Le cinéma d’Emmanuel Mouret, c’est un style français (la comédie intellectuelle, Truffaut, mais surtout Rohmer), un style américain (burlesque et comique de situation) mais aussi un romantisme slave (omniprésence de Tchaïkovski, Dvorak, Khatchatourian), une tendance à l’amour monstre, aux passions folles et cruelles. Le tout se maintient dans une sorte de féérie pathétique, un spectacle enchanteur dans lequel Mouret, également acteur, inscrit son fabuleux visage lunaire, se fait le jouet de désirs qui le laissent tremblant et bafouilleur, admirablement mal à l’aise. Première inquiétude à l’approche de L’Art d’aimer : Mouret ne fait pas, ou peu partie du casting, effacé derrière un chapelet de stars locales (Judith Godrèche, François Cluzet, Julie Depardieu, Stanislas Merhar, Gaspard Ulliel, Ariane Ascaride, etc.). Avec cet ingrédient principal en moins et ces grumeaux de célébrités en plus, on craint que la subtile recette de son univers ne soit gâchée, du moins ne perde ce mélange intéressant de préciosité et de bouffonnerie qui en 2004 avait fait défaut dans Vénus et Fleur, pastiche rohmérien un peu sec dans lequel Mouret ne faisait qu’une apparition éclair.

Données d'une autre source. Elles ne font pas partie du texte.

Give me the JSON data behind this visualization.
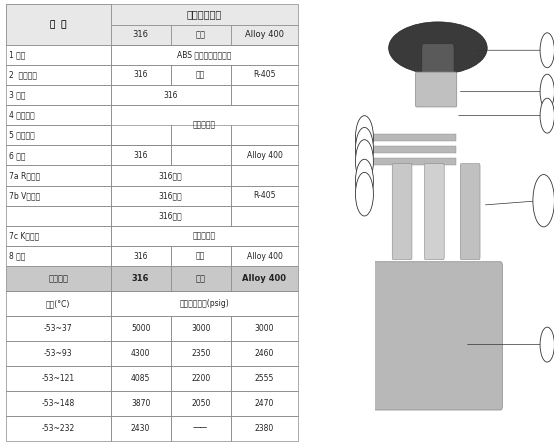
{
  "title": "针阀母体材料",
  "col_header": [
    "零  件",
    "316",
    "黄铜",
    "Alloy 400"
  ],
  "rows": [
    {
      "label": "1 手柄",
      "values": [
        "ABS 固料（黄铜内套）",
        "",
        ""
      ]
    },
    {
      "label": "2  锁紧螺帽",
      "values": [
        "316",
        "黄铜",
        "R-405"
      ]
    },
    {
      "label": "3 垫圈",
      "values": [
        "316",
        "",
        ""
      ]
    },
    {
      "label": "4 上密封垫",
      "values": [
        "聚四氟乙烯",
        "",
        ""
      ]
    },
    {
      "label": "5 下密封垫",
      "values": [
        "",
        "",
        ""
      ]
    },
    {
      "label": "6 垫圈",
      "values": [
        "316",
        "",
        "Alloy 400"
      ]
    },
    {
      "label": "7a R型阀杆",
      "values": [
        "316镀铬",
        "",
        ""
      ]
    },
    {
      "label": "7b V型阀杆",
      "values": [
        "316镀铬",
        "",
        "R-405"
      ]
    },
    {
      "label": "",
      "values": [
        "316镀铬",
        "",
        ""
      ]
    },
    {
      "label": "7c K型阀杆",
      "values": [
        "聚三氟乙烯",
        "",
        ""
      ]
    },
    {
      "label": "8 阀体",
      "values": [
        "316",
        "黄铜",
        "Alloy 400"
      ]
    }
  ],
  "lower_header": [
    "母体材料",
    "316",
    "黄铜",
    "Alloy 400"
  ],
  "lower_subheader": [
    "温度(°C)",
    "最大使用压力(psig)",
    "",
    ""
  ],
  "lower_rows": [
    [
      "-53~37",
      "5000",
      "3000",
      "3000"
    ],
    [
      "-53~93",
      "4300",
      "2350",
      "2460"
    ],
    [
      "-53~121",
      "4085",
      "2200",
      "2555"
    ],
    [
      "-53~148",
      "3870",
      "2050",
      "2470"
    ],
    [
      "-53~232",
      "2430",
      "——",
      "2380"
    ]
  ],
  "bg_color": "#ffffff",
  "header_bg": "#e8e8e8",
  "border_color": "#888888",
  "text_color": "#222222",
  "lower_header_bg": "#d0d0d0"
}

A l’arrivée, on sera donc peu surpris de découvrir un film allégé en gags, infiniment moins burlesque que le Mouret précédent (Fais-moi plaisir), reprenant d’Un Baiser s’il vous plaît les reflets passionnels mais sans l’humour folâtre. L’Art d’aimer compile six histoires racontant toutes, en substance, l’amour empêché, menacé, retardé, impossible ou invisible. A son habitude, le cinéaste théorise de façon amusante le mystère amoureux, aborde la passion en professeur farfelu, en savant fou. Chez Mouret, de manière générale, on parle souvent d’amour devant des tableaux noirs couverts d’équations : les personnages cherchent à inventer la formule (ou pour le cinéaste, l’image) d’un sentiment qui n’en fait qu’à sa tête, tombe comme la foudre et rebondit toujours ailleurs. L’image de l’amour ne survient qu’au moment où la fiction a épuisé tous ses possibles : dans ses films, l’amour est une force abstraite, impossible à saisir en tant qu’objet reconnaissable (cf. dans L’Art d’aimer les monochromes correspondant aux « musiques de l’amour » – cf. aussi la passion entre Julie Depardieu et son amant Laurent Stocker, véritable, mais ne s’exprimant que dans le noir). « Qu’est-ce qui vous empêche de m’embrasser ? » demande un homme dans Un Baiser s’il vous plaît. « Une histoire », répond la femme.
Mais il faut bien avouer que L’Art d’aimer est loin d’avoir la tenue des œuvres précédentes : quand les sketchs ne se contentent pas de recycler les films d’avant, donnant au film une désolante allure de best of (Un Baiser, Changement d’adresse sont éclatés partout dans le film), ils manquent cruellement de souffle (qu’on se souvienne seulement de l’étourdissante ouverture de Fais-moi plaisir) et formellement, dépassent très peu la simple facture télévisuelle. On se demande aussi vers quoi s’oriente aujourd’hui Mouret, après avoir tout dit et redit sur le même sujet. Attendons la suite, mais si de film en film son oeuvre sur l’amour s’effeuille comme la marguerite, c’est seulement sur un « Je t’aime un peu » que l’on tombe avec L’Art d’aimer.